Soon it is the end of July and the past three weeks were the best of your life. But they are ending, even though your visa isn’t. You are packing up suitcases that aren’t even yours and hiding love letters in them just to have something that will survive the distance. Of course you will go to the airport for your tragic movie-esque farewell, which is every bit sad as you imagined.

Yet, there are some things I wasn’t aware of before I set off to say goodbye to my foreign lover at the airport. So to ease the pain of the farewell and embarrassment of crying in public, I wanted to present to my loyal readers of this under-utilized blog with my top six tips for the broken hearted traveller to survive saying goodbye at the airport!

Scan jll
salida is spanish for exit (you should start tearing up now)
  1. if you are the one departing: do not watch a sad movie on the plane

I will admit that one of the lowest moments of my life was when I sobbed in the midst of eating Air Canada’s finest coleslaw while watching Her on a plane. Tears were streaming down my face as I tried to chew through the rubbery vinegar cabbage, all while the Quebecois man beside me pretended like he wasn’t staring. Opt for something more heartwarming like going to sleep where you can forget all about your life for a few hours!

      2. be aware of your closest bathrooms at all times

It is crucial that you locate the bathroom closest to your designated farewell spot ahead of time. This step is often overlooked by lovers saying goodbye, yet it is a key component of keeping your cool at the airport. Having knowledge of the closest bathroom will allow you to make a quick dash there to lock yourself in for a good cry as soon as you’ve bid farewell, otherwise onlookers will be staring as you wander in a daze, crying loudly through the maze of suitcases and tourists.

      3. bring sunglasses to the airport

It is inevitable that you will be sobbing during the goodbye. While bystanders may find this tragically adorable and even touching while you are together, you must remember that eventually you will be forced to turn and walk away….alone.
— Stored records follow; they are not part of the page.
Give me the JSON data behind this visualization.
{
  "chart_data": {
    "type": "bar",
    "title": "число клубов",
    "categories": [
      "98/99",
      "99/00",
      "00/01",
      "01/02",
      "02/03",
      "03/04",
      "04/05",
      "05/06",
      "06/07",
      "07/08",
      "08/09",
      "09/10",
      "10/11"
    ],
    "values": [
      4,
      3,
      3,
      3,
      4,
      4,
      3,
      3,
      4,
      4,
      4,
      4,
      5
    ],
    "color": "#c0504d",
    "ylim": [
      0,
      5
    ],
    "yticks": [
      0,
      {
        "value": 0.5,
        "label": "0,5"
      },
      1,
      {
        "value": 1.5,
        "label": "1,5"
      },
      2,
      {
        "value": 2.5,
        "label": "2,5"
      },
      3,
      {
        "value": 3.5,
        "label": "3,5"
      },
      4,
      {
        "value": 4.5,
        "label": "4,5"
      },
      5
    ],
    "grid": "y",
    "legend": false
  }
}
To avoid people staring at your puffy watering eyes, bring sunglasses to hide your shame and heartbreak. The bigger the better!! Darker too!!

Scan pere
really worried i sound like bella swan in New Moon

      4. don’t forget tissues either

If you have forgotten your travel size pocket tissue pack, please refer to tip number two. But to save time it is better to stop at your local Monoprix beforehand to avoid trying to discreetly wipe your nose on your beloved’s shirt.

    5. do not wander around the arrival gates

There is a great disconnect in the aura between the departure and the arrival gates at the airport. No matter if there is a Mango, a Laduree, or a Starbucks located near the arrival gates, avoid this area at all costs as it is full of pre-travel excitement and happy reunions between lovers and families. The departure gates are 100% more likely to have sad goodbyes, as every day people leave their foreign lovers without any inkling if they’ll ever see each other again!

Scan 2smoke
we only smoke when within proximity of high quality cameras

     6. if your goodbye is in Paris: fly from CDG, not ORY

Paris Orly Airport has a serious disadvantage if you are planning to say goodbye to your significant other there, mainly that the only form of public transport is a nausea-inducing bus that is always crowded. If possible, opt for CDG airport which is connected to the RER B train. It might smell like urine but at least you won’t vomit on your way home while you are crying and sitting backwards across from highly uncomfortable men who don’t know how to deal with public displays of emotion.

I hope my tips help you survive your sad parting with your significant other! If you are like me and now live in Paris sans amour, at some point you may wonder is there a point of even living in the City of Love if you don’t have a lover anymore? It will surely be sad, maybe just outright depressing, and maybe you won’t be able to eat the same food or listen to the same music or go to the same places anymore or even hate coming home to your formerly shared apartment, but there is never any ending to Paris. If there is anything that lasts, it will be the love this city has fostered and annoyed many city officials with on its lock-covered bridges.